"Je ne pourrais croire qu'à un Dieu qui saurait danser." c'est Nietzsche qui le dit !
Les danseurs ont donc en eux une parcelle de divinité.
C'est peut-être pour cette raison qu'on les appelle "étoiles"
Danseuse étoile, Ludmila Tchérina le fut !
Etoile à 15 ans des ballets de Monaco, étoile des Ballets de Paris, étoile du Metropolitan Opéra de New York!
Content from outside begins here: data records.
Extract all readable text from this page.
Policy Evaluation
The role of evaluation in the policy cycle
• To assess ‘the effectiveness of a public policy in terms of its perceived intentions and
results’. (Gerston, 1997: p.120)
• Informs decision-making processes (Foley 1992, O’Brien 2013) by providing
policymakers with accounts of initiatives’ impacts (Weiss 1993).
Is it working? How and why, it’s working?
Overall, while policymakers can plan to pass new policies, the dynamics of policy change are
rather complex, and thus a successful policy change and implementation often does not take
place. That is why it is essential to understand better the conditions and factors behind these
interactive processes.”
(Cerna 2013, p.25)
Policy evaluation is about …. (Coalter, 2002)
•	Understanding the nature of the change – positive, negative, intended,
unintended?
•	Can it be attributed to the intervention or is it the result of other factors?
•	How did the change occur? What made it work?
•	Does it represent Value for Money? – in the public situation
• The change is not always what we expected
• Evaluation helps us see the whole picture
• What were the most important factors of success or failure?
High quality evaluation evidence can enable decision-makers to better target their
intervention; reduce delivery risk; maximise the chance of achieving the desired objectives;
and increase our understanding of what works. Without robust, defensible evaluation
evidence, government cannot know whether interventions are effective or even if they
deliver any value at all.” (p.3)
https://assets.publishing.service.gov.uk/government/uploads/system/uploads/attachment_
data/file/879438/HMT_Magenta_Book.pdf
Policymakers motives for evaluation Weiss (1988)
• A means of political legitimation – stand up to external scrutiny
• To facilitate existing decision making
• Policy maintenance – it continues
Elle est à elle seule une constellation!
Est-ce qu'on enterre les étoiles?
Il semble que oui puisqu'un jour de 2004 Ludmila Tchérina fut ensevelie, avenue Berlioz, division 21, dans la terre du cimetière de Montmartre sur laquelle on posa une chappe de marbre noir et on grava les dates et les mots définitifs qui prétendent résumer une vie!
L'étoile qu'on a portée en terre fut aussi princesse, fille du prince russe Tchemerzine.
Elle le fut sur les planches avec les plus grands danseurs et les plus grands chorégraphes de son temps : Serge Lifar, Roland Petit, Maurice Béjart.
Les admirateurs sont de moins en moins nombreux qui eurent l'occasion de la voir et de l'aimer.
Il reste des enregistrements partiels de ses ballets qui jamais ne restitueront la magie de l'instant.
Il reste aussi quelques films, dont un chef d'œuvre, les chausson rouges de Michael Powel et Emeric Pressburger.
Elle joua dans un autre film de Michael Powell et Pressburger : Les Contes d'Hoffmann.
Douglas Sirk fit appel à elle pour the sign of the pagan
Jacques Demy pour un court métrage "Musée Grévin"
Elle fut encore l'héroïne des Amants de Teruel de Raymond Rouleau, l'histoire d'une passion flamboyante et tragique.
Femme passionnée elle même, elle fut une grande amoureuse.
En 1946, elle épousa le "prince de la danse" Edmond Audran. Elle avait trouvé l'homme de sa vie avec qui elle partagea la même passion et la même boulimie créatrice.
Quand il mourut cinq ans après leur mariage, dans un accident de la route, elle crut mourir elle même. Elle pensa sans doute à la double tombe sculptée pour les amants de Teruel où l'on voit les gisants de pierre se saisir la main d'un tombeau à l'autre.
Edmond Audran fut enterré dans la 28ème division à deux cents mètres de l'avenue Berlioz où 53 ans plus tard Ludmila sera enterrée. Leurs mains ne risquent pas de se rejoindre!
C'est un autre homme qui repose avec elle dans la même tombe.
Ludmila se remaria en 1953 avec Raymond Roi avec qui elle créa un ballet d'avant-garde et réalisa son rêve d'un art total qui réunirait théâtre, danse et peinture.
Parce qu'elle aime peindre, entourée de ses chats, des tableaux de feu et de mouvement, de corps qui se dissolvent et se recomposent en une danse cosmique.
Malraux lui rendit visite lors de son exposition au musée Pompidou.
Entre lui et elle, il y avait complicité et bienveillance. Quand il lui envoyait des lettres, il ne manquait pas de signer avec un croquis de chat.
Tous deux partageaient l' amour des chats, messagers du mystère et de l'éternité.
"Le chat c'est la danse" dit-elle un jour en participant à une émission de 30 Millions d'Amis.
Ce n'est pas un chat qui est sculpté sur le marbre noir de sa sépulture mais un couple pris dans un tourbillon. Il s'agit d'une reproduction de la statue de 12 mètres de haut, œuvre de Ludmila Tchérina, qui fut choisie par la Communauté européenne pour symboliser l'Europe devant le Parlement de Strasbourg.
L'Europe à cœur est une image idéale d'un continent sensuel et dynamique. Une image rêvée qui tarde à devenir réalité!
Peu de visiteurs s'arrêtent aujourd'hui devant la tombe de Ludmila Tchérina.
Voilà plus de 12 ans qu'elle est morte après avoir subi les ravages du cancer.
Elle a pour voisins Berlioz, Truffaut, Rivette et Henri Heine... et un peu plus loin Nijinsky...
De quoi passer de fabuleuses soirées musicales, cinématographiques, poétiques et dansantes!
"Je ne pourrais croire qu'à un Dieu qui saurait danser" disait Nietzsche
"Le chat c'est la danse" disait Ludmila Tchérina
Il est donc naturel que les petits félins du cimetière Montmartre viennent faire des entrechats sur le marbre noir!